Sydney Dance Company Weds Dance with Live Piano Music in Grand March 22

STATE COLLEGE – Sydney Dance Company performs Grand, a marriage of dance and piano, at 7:30 p.m. March 22 in Eisenhower Auditorium as part of the first American tour of this evening length work. Australia’s greatest choreographer Graeme Murphy uses a Steinway for music and inspiration. Seventeen dancers in all, accompanied by pianist Scott Davie on stage, perform 22 vignettes of varying genre and mood to music by Bach, Beethoven, Liszt, Debussy, Rachmaninoff, Gershwin, Waller, and other composers.

Tickets for the Center for the Performing Arts presentation are $33 for an adult, $15 for a University Park student and $24 for a person 18 and younger. For tickets and information, visit the online ticket center or phone 863-0255. Outside the local calling area, dial 800-ARTS-TIX. Tickets are also available at Eisenhower Auditorium and Bryce Jordan Center, 8 a.m. to 5 p.m. weekdays; Penn State Tickets Downtown, 10 a.m. to 6 p.m. Monday through Saturday; and HUB-Robeson Center, 11 a.m. to 2 p.m. weekdays when Penn State classes are in session. University Park Allocation Committee makes Penn State student prices possible.
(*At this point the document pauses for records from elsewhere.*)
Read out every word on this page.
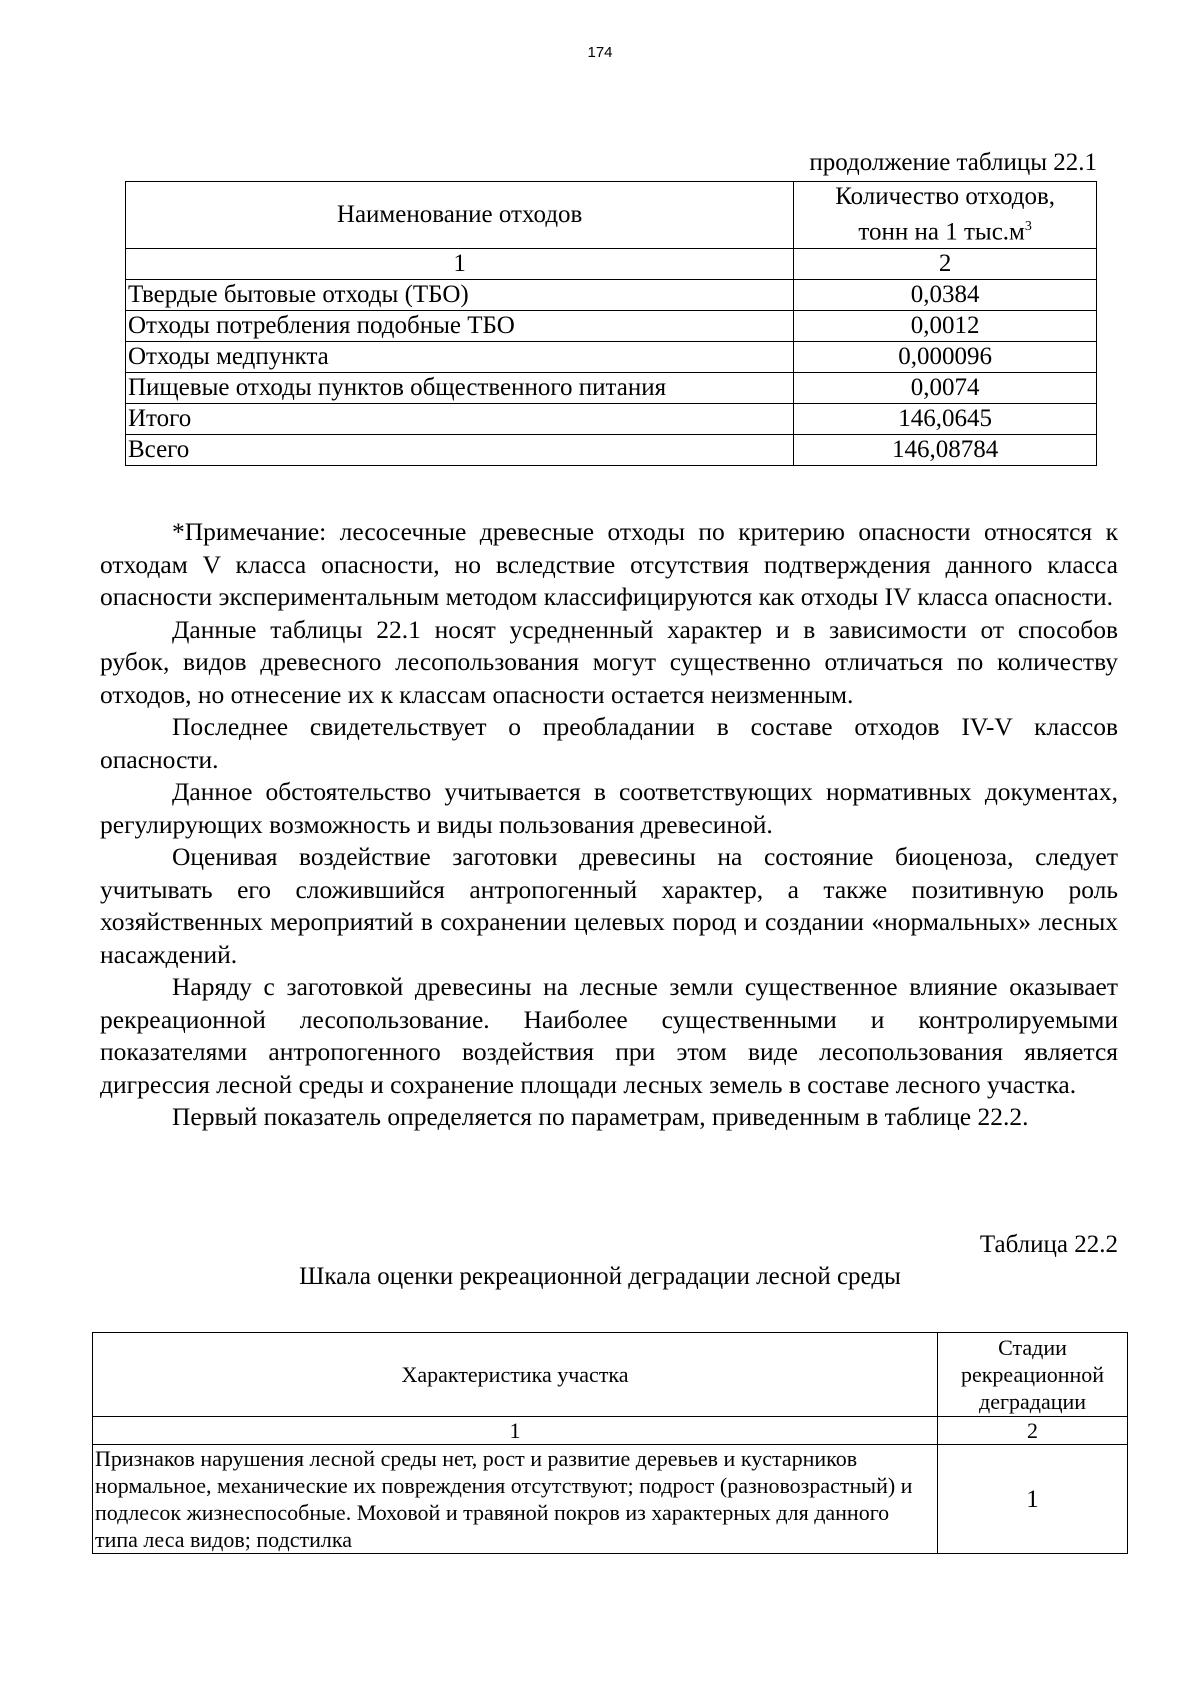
174
продолжение таблицы 22.1
Наименование отходов	Количество отходов,
тонн на 1 $тыс.м^3$
1	2
Твердые бытовые отходы (ТБО)	0,0384
Отходы потребления подобные ТБО	0,0012
Отходы медпункта	0,000096
Пищевые отходы пунктов общественного питания	0,0074
Итого	146,0645
Всего	146,08784

*Примечание: лесосечные древесные отходы по критерию опасности относятся к отходам V класса опасности, но вследствие отсутствия подтверждения данного класса опасности экспериментальным методом классифицируются как отходы IV класса опасности.

Данные таблицы 22.1 носят усредненный характер и в зависимости от способов рубок, видов древесного лесопользования могут существенно отличаться по количеству отходов, но отнесение их к классам опасности остается неизменным.

Последнее свидетельствует о преобладании в составе отходов IV-V классов опасности.

Данное обстоятельство учитывается в соответствующих нормативных документах, регулирующих возможность и виды пользования древесиной.

Оценивая воздействие заготовки древесины на состояние биоценоза, следует учитывать его сложившийся антропогенный характер, а также позитивную роль хозяйственных мероприятий в сохранении целевых пород и создании «нормальных» лесных насаждений.

Наряду с заготовкой древесины на лесные земли существенное влияние оказывает рекреационной лесопользование. Наиболее существенными и контролируемыми показателями антропогенного воздействия при этом виде лесопользования является дигрессия лесной среды и сохранение площади лесных земель в составе лесного участка.

Первый показатель определяется по параметрам, приведенным в таблице 22.2.

Таблица 22.2
Шкала оценки рекреационной деградации лесной среды
Характеристика участка	Стадии рекреационной деградации
1	2
Признаков нарушения лесной среды нет, рост и развитие деревьев и кустарников нормальное, механические их повреждения отсутствуют; подрост (разновозрастный) и подлесок жизнеспособные. Моховой и травяной покров из характерных для данного типа леса видов; подстилка	1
“Grand is indeed a grand event … for the sheer beauty, joy and invention of music, dance and design,” writes a critic for Australia’s The Age.

“Murphy has always been masterful at arranging groups and throwing in choreographic surprises along the way, and Grand is no exception,” writes a critic for Australia’s Herald Sun. “Its swirling circular patterns and action-packed ensemble sections, heightened by Akira Isogawa’s billowing costumes, consume the stage. The cast, many of whom have danced with Murphy for years, enliven his material and punctuate it with celebratory flair. … Grand’s feel-good nature and ever-changing patterns of bodies will appeal to a wide audience.”

In Grand, which earned the 2005 Australian Dance Award for Best Choreography, the pianist and his instrument are central to everything happening on stage.

“Since day one he’s never had a piece of music. He came into the rehearsal with 80 minutes of music somehow glued into his brain,” Murphy says of pianist Davie. “He is mobile. The piano is actually not static. It interacts with the dance. It weaves in and out. It sets the mood itself. It’s a grand piano, so it’s no mean feat to get it around the stage, but we’ve managed to find a way to make it fluid and move beautifully. The dancers themselves at one point play the piano.”

Grand isn’t just about dancers performing to live piano music. The piece also delves into the essence of a piano. “The interaction with the piano is enormous,” Murphy insists. “The set itself is derivative of the working of the piano, of that sensual S curve, of that black-lacquered look. So everything about this work, including the costumes, has been inspired by either sheet music, the internal workings of the piano, the keyboard, the colors, the black, the white, the ebony-ivory thing.”

Grand explores a range of emotions from melancholy to joy, with lots of tenderness and humor adding depth. “I don’t think there are many people who don’t feel the immediacy of piano, and especially live,” Murphy asserts. “Piano is one of the instruments that I don’t think records very well for some reason. It just denies technology. It defies technology. There’s something about seeing the music generated by a human being on stage, especially when surrounded by dancers at high voltage. It’s a nice combination. It’s a great combination.”

Murphy’s works are known for their heightened theatricality and diversity of forms. He has choreographed 30 full-length productions and many shorter pieces.

Sydney Dance Company was founded in 1969 as The Dance Company New South Whales. In 1976, Murphy and Janet Vernon took over as artistic director and associate artistic director, respectively. In 1979, the company adopted its current name. Its home theater is the internationally famous Sydney Opera House.

The company has a large repertory, much of it created by Murphy with the ever-present assistance of Vernon. Its golden international reputation began to blossom with its first run at New York’s City Center Theater in 1981. The troupe has made more than 20 international tours to Asia, Europe and the Americas. This tour of Grand, which includes four stops in Pennsylvania, is the company’s ninth visit to the United States.